Ditegaskan, perlu rektor ketahui bahwa yang namanya Sertifikasi Dosen merupakan pemberian sertifikat pendidik untuk dosen oleh negara melalui Kementrian. Dengan demikian, tujuan Serdos ialah untuk menilai profesionalisme dosen guna menentukan kelayakan dosen dalam melaksanakan tugas, serta melindungi profesi dosen sebagai agen pembelajaran di Perguruan Tinggi. Serta meningkatkan proses dan hasil pendidikan.
Olehnya itu sudah pasti secara umum nilai tunjangan serdos adalah satu kali dari gaji pokok. Dosen dengan gaji pokok misalnya Rp 3 juta maka berhak memperoleh tunjangan serdos sebesar Rp 3 juta juga. Nah rektor keliru atau pura-pura keliru, Dr. Sidik Siokona, M.Pd taulah bahwa sertifikasi dosen (Serdos) itu bukan gaji pokok. Gaji pokok itu sendiri adalah gaji yang diberikan oleh ISDIK kepada dosen (PTS), karena sertifikasi ialah apresiasi Negara kepada dosen karena profesionalismenya,”Cecarnya.

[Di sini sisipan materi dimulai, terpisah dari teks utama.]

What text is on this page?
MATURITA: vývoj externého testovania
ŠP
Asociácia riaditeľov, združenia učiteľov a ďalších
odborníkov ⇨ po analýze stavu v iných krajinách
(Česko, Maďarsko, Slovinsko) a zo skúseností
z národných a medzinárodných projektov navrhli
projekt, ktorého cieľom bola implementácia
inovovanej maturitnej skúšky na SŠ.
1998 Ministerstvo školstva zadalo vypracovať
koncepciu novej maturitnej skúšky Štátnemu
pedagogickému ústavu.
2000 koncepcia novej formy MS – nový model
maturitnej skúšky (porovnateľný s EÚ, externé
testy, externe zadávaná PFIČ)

Dalam Peraturan Menteri Riset, Teknologi, dan Pendidikan Tinggi Nomor 51 tahun 2017 Tentang Sertifikasi Pendidik Untuk Dosen. Dalam pasal 9 dijelaskan bahwa, dosen yang telah memiliki sertfikat pendidik berhak memperoleh tunjangan profesi dosen sesuai dengan ketentuan perundang-undangan. Dalam pasal 10, ayat (1) Biaya penyelenggaraan sertifikasi dosen dan tunjangan profesi dosen untuk dosen tetap Perguruan Tinggi di lingkungan Kementrian di bebankan kepada anggaran Kementrian,”Tandasnya.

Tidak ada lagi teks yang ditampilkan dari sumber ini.